Taken from Facebook:
Vice Admiral Nancy Lacore, one of the senior military leaders fired without cause by Defense Secretary Pete Hegseth last summer, has announced that she's running for the Congressional seat of Republican Nancy Mace in South Carolina's 1st Congressional District -- turning her dismissal from the Pentagon into a fight to flip a Republican House seat.
"After decades of service to our country, a career that started as a Navy pilot and finished as a three-star admiral, I was removed from my position without cause," Lacore declared in her campaign announcement last week. "I still have more to give, more to fight for, more work to do -- and I am not done serving."
Lacore is a trailblazer in every sense: a 35-year Navy veteran who began her career as a helicopter pilot and rose to become a three-star admiral and the 16th Chief of the Navy Reserve, where she led more than 60,000 sailors. A native of Albany, New York, she followed in her father's footsteps by accepting an ROTC scholarship to the College of the Holy Cross, earning her naval aviator wings in 1993.

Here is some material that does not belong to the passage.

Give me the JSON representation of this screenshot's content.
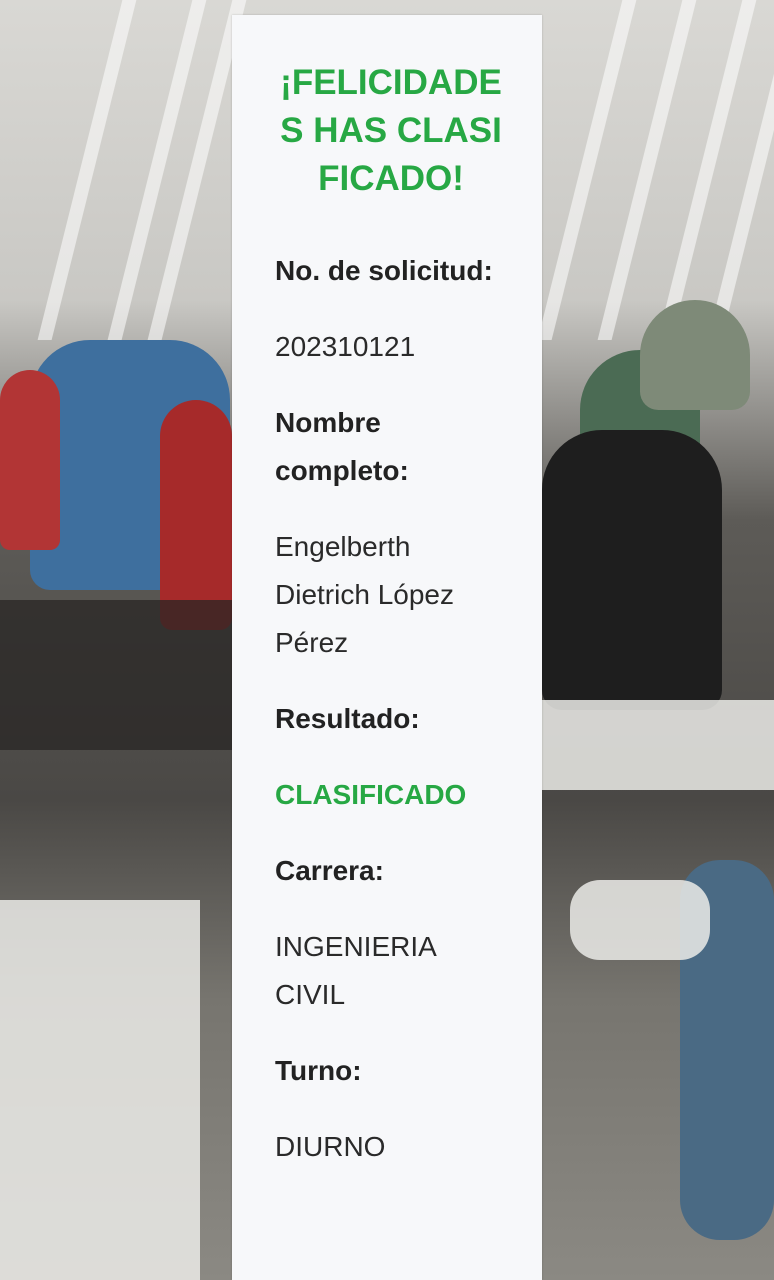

Over three and a half decades, she accumulated approximately 1,300 flight hours in military aircraft, deployed to Afghanistan in 2011, commanded Camp Lemonnier in Djibouti, and served as the 93rd Commandant of Naval District Washington before ascending to lead the Navy Reserve. Her awards include the Legion of Merit, Defense Meritorious Service Medal, four Meritorious Service Medals, and four Navy Commendation Medals.
Her firing on August 22, 2025 exactly one year after taking command of the Navy Reserve came alongside Lt. Gen. Jeffrey Kruse, who led the Defense Intelligence Agency, and Rear Adm. Milton Sands, who commanded the Navy SEALs. The Defense Department offered no explanation for her dismissal beyond the catchall "loss of confidence," the same vague justification Hegseth has used to fire dozens of America's most senior military leaders.
Ironically, this unprecedented purge has been conducted by the least qualified Defense Secretary in modern history -- a former Fox News TV host with no senior military command experience, no experience managing large organizations, and no previous government service at any level.
This systematic dismantling of military leadership has alarmed national security experts across the political spectrum. Five former defense secretaries including retired Gen. Jim Mattis, Trump's own first defense secretary condemned the firings as "reckless" in a joint letter to Congress, asking for "immediate hearings to assess the national security implications" of the dismissals.
Former National Security Council member Kori Schake, a George W. Bush adviser, said the Trump administration is "squandering an enormous amount of talent." Democratic Rep. Seth Moulton of Massachusetts, a Marine officer who served in Iraq and now sits on the House Armed Services Committee, was blunter: "That's a recipe not just for a politicized military, but an authoritarian military. That's the way militaries work in Russia and China and North Korea."
In Lacore's case, her extensive military record and broader community service show the high caliber of leader that Hegseth has dismissed without cause. After returning from Afghanistan in 2012, she visited the Women in Military Service for America Memorial for the first time and found herself paging through a book devoted to the stories of women who died in Iraq and Afghanistan -- and realized that even after 24 years in the Navy and her own deployment to a war zone, she had no idea how many women had been killed.
"As a woman who had just served in Afghanistan, I really had no idea who had been killed, how many, what services," she said. "And so, I was like, 'You know what, I can do something about this.'"
So she did. In 2014, Lacore founded Valor Run, running 160 miles in 160 hours one mile for each of the 160 American servicewomen who died in Iraq and Afghanistan from Chesapeake, Virginia to the Women's Memorial at Arlington National Cemetery, raising $33,000 for military charities.
"It's not about me running," she said at the time. "It's about the people coming together and recognizing all the women who have died." The nonprofit ran for ten years, awarding more than $30,000 in scholarships to children whose mothers served in those wars.
Lacore's campaign is centered on putting people first affordability, opportunity, and honoring service. "Hard work should result in a stable life," she said. "Americans deserve a lower cost of living housing, healthcare, childcare, and daily essentials -- so families, seniors, veterans, and young Americans can build secure futures." With four of her six children now in the workforce, she knows the challenges young people, in particular, are facing firsthand.
South Carolina's 1st District, which includes Charleston, Beaufort, and the surrounding Lowcountry, leans Republican -- Trump won it by 13 points in 2024. But there's precedent for an upset: in 2018, Democrat Joe Cunningham flipped this very seat in one of the biggest upsets of the midterm cycle, becoming the first Democrat to represent the Charleston-based district since 1981. Cunningham lost narrowly to Mace in 2020, but Democrats believe that in a wave election year, with the right candidate, the seat could flip again.
Nancy Lacore a decorated combat veteran, a three-star admiral, a mother of six, and the founder of a nonprofit to honor fallen servicewomen may be exactly that candidate. As she declared: "I've served my whole life, and I'm not done yet."